Over the years, banks have been very secretive about credit information and what detracts or improves a person’s credit. The simple fact is, unless your banker has made it their mission to understand credit, they may not even know the ins and outs of the system. This perpetuates further misguided notions for protecting and maintaining a good credit standing. Allow me to enlighten you with a few common credit misconceptions.
- Lowering your credit card limits improves creditworthiness. This is probably the most commonly practiced effort to improve credit. The theory is a high limit will prompt a lender to think you might go out tomorrow and shop till you drop, maxing out your available credit. Therefore, to gleam good results many consumers call up their creditors and ask for a limit reduction. Not a good idea at all. Utilization is the outstanding balance compared to the available limit. Healthy credit utilization is 25% or less. Credit scores look at individual utilization ratios as well as overall utilization. On a $4000 limit, 25% utilization is $1000. If you reduce that limit to $2000, your utilization ratio jumps to 50%. A balance of less than 25% of available credit indicates you manage spending and credit use well. It also contributes to 30% of your credit score. Therefore, lowering your credit card limits actually hurts your credit score.

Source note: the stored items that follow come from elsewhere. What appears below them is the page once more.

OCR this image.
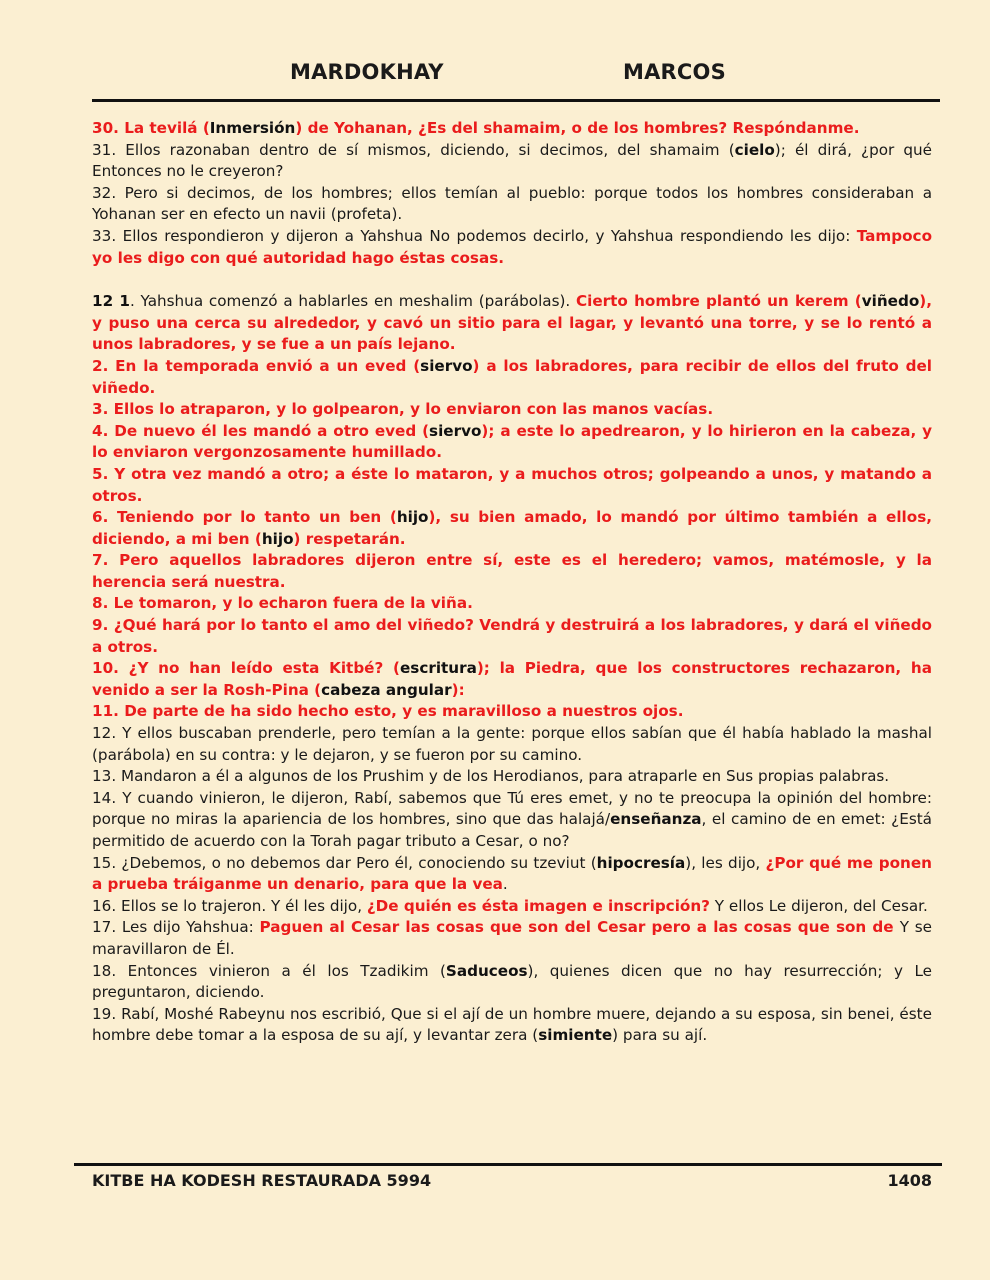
MARDOKHAY	MARCOS

30. La tevilá (Inmersión) de Yohanan, ¿Es del shamaim, o de los hombres? Respóndanme.

31. Ellos razonaban dentro de sí mismos, diciendo, si decimos, del shamaim (cielo); él dirá, ¿por qué Entonces no le creyeron?

32. Pero si decimos, de los hombres; ellos temían al pueblo: porque todos los hombres consideraban a Yohanan ser en efecto un navii (profeta).

33. Ellos respondieron y dijeron a Yahshua No podemos decirlo, y Yahshua respondiendo les dijo: Tampoco yo les digo con qué autoridad hago éstas cosas.

12 1. Yahshua comenzó a hablarles en meshalim (parábolas). Cierto hombre plantó un kerem (viñedo), y puso una cerca su alrededor, y cavó un sitio para el lagar, y levantó una torre, y se lo rentó a unos labradores, y se fue a un país lejano.

2. En la temporada envió a un eved (siervo) a los labradores, para recibir de ellos del fruto del viñedo.

3. Ellos lo atraparon, y lo golpearon, y lo enviaron con las manos vacías.

4. De nuevo él les mandó a otro eved (siervo); a este lo apedrearon, y lo hirieron en la cabeza, y lo enviaron vergonzosamente humillado.

5. Y otra vez mandó a otro; a éste lo mataron, y a muchos otros; golpeando a unos, y matando a otros.

6. Teniendo por lo tanto un ben (hijo), su bien amado, lo mandó por último también a ellos, diciendo, a mi ben (hijo) respetarán.

7. Pero aquellos labradores dijeron entre sí, este es el heredero; vamos, matémosle, y la herencia será nuestra.

8. Le tomaron, y lo echaron fuera de la viña.

9. ¿Qué hará por lo tanto el amo del viñedo? Vendrá y destruirá a los labradores, y dará el viñedo a otros.

10. ¿Y no han leído esta Kitbé? (escritura); la Piedra, que los constructores rechazaron, ha venido a ser la Rosh-Pina (cabeza angular):

11. De parte de ha sido hecho esto, y es maravilloso a nuestros ojos.

12. Y ellos buscaban prenderle, pero temían a la gente: porque ellos sabían que él había hablado la mashal (parábola) en su contra: y le dejaron, y se fueron por su camino.

13. Mandaron a él a algunos de los Prushim y de los Herodianos, para atraparle en Sus propias palabras.

14. Y cuando vinieron, le dijeron, Rabí, sabemos que Tú eres emet, y no te preocupa la opinión del hombre: porque no miras la apariencia de los hombres, sino que das halajá/enseñanza, el camino de en emet: ¿Está permitido de acuerdo con la Torah pagar tributo a Cesar, o no?

15. ¿Debemos, o no debemos dar Pero él, conociendo su tzeviut (hipocresía), les dijo, ¿Por qué me ponen a prueba tráiganme un denario, para que la vea.

16. Ellos se lo trajeron. Y él les dijo, ¿De quién es ésta imagen e inscripción? Y ellos Le dijeron, del Cesar.

17. Les dijo Yahshua: Paguen al Cesar las cosas que son del Cesar pero a las cosas que son de Y se maravillaron de Él.

18. Entonces vinieron a él los Tzadikim (Saduceos), quienes dicen que no hay resurrección; y Le preguntaron, diciendo.

19. Rabí, Moshé Rabeynu nos escribió, Que si el ají de un hombre muere, dejando a su esposa, sin benei, éste hombre debe tomar a la esposa de su ají, y levantar zera (simiente) para su ají.

KITBE HA KODESH RESTAURADA 5994	1408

- Every inquiry lowers a credit score. Nope, not true at all. Many people avoid any kind of inquiry for fear of irreparable damage to the coveted score. That’s overdoing it to say the least. First of all, there are different ranges of inquiries, soft and hard. A soft inquiry is non-evasive, such as a consumer looking at his or her own credit report. Since there is no credit application attached to the inquiry, there is no change to the credit score. Secondly, credit reports accommodate rate shopping. That means you can apply for an identical loan at several financial institutions within 30 days, and you will only be scored for one credit check. By the way, time is a big healer when it comes to all things credit. The more time that passes after a hard credit check, the higher your score will be, and inquiries only stay on your report for two years.
- More credit cards mean better credit. Having too many credit cards is not the best answer for stable credit. While your credit score does consider the amount of active trade lines (credit accounts), it looks for a variety of credit usage. Car loans, rrsp loans and mortgages in the mix identify a consumer with strong credit management skills, whereas a history that is largely overpowered with credit cards will suffer a lower score.
- I never use my credit cards. Avoiding all credit usage certainly won’t help you. Credit scores rely on recent activity to articulate your ability to handle credit. Cards that never get used won’t even make it to the calculation, since there needs to be at least 6 months of activity to be reviewed. Never using your credit card means you won’t establish payment records (35% of score), you won’t establish utilization ratios (30% of score), you won’t assist length of credit in use (15% of score) and you won’t contribute to types of credit in use (10% of score). Credit scores calculate your risk based on credit use, so if you have an old card collecting dust in your wallet, call the phone number on the back. There’s a good chance that unused card has been cancelled anyway.
- Closed accounts improve your credit score. I’d really like to know who started this rumour. Granted, an account closed by the creditor due to delinquency will hurt your score, but by that point, you`re already in trouble anyway. While too many accounts aren’t great for your score, once you’ve opened it, you’ve already made that bed. Again, credit scores look at utilization, the amount you owe versus your available credit. Closing an account only lowers your available credit making it tougher to keep the desired 25% utilization ratio. There’s also payment history and length of trade lines that diminish from account closures.
If you have read this and discovered you’ve fallen prey to one or more of these misguided credit notions, don’t despair. Time heals all wounds, so from this point forward you are armed with information that really will help your credit score ambitions. While a large part of credit scores require you to “use it or lose it”, it`s how you use your credit that determines your skill with credit.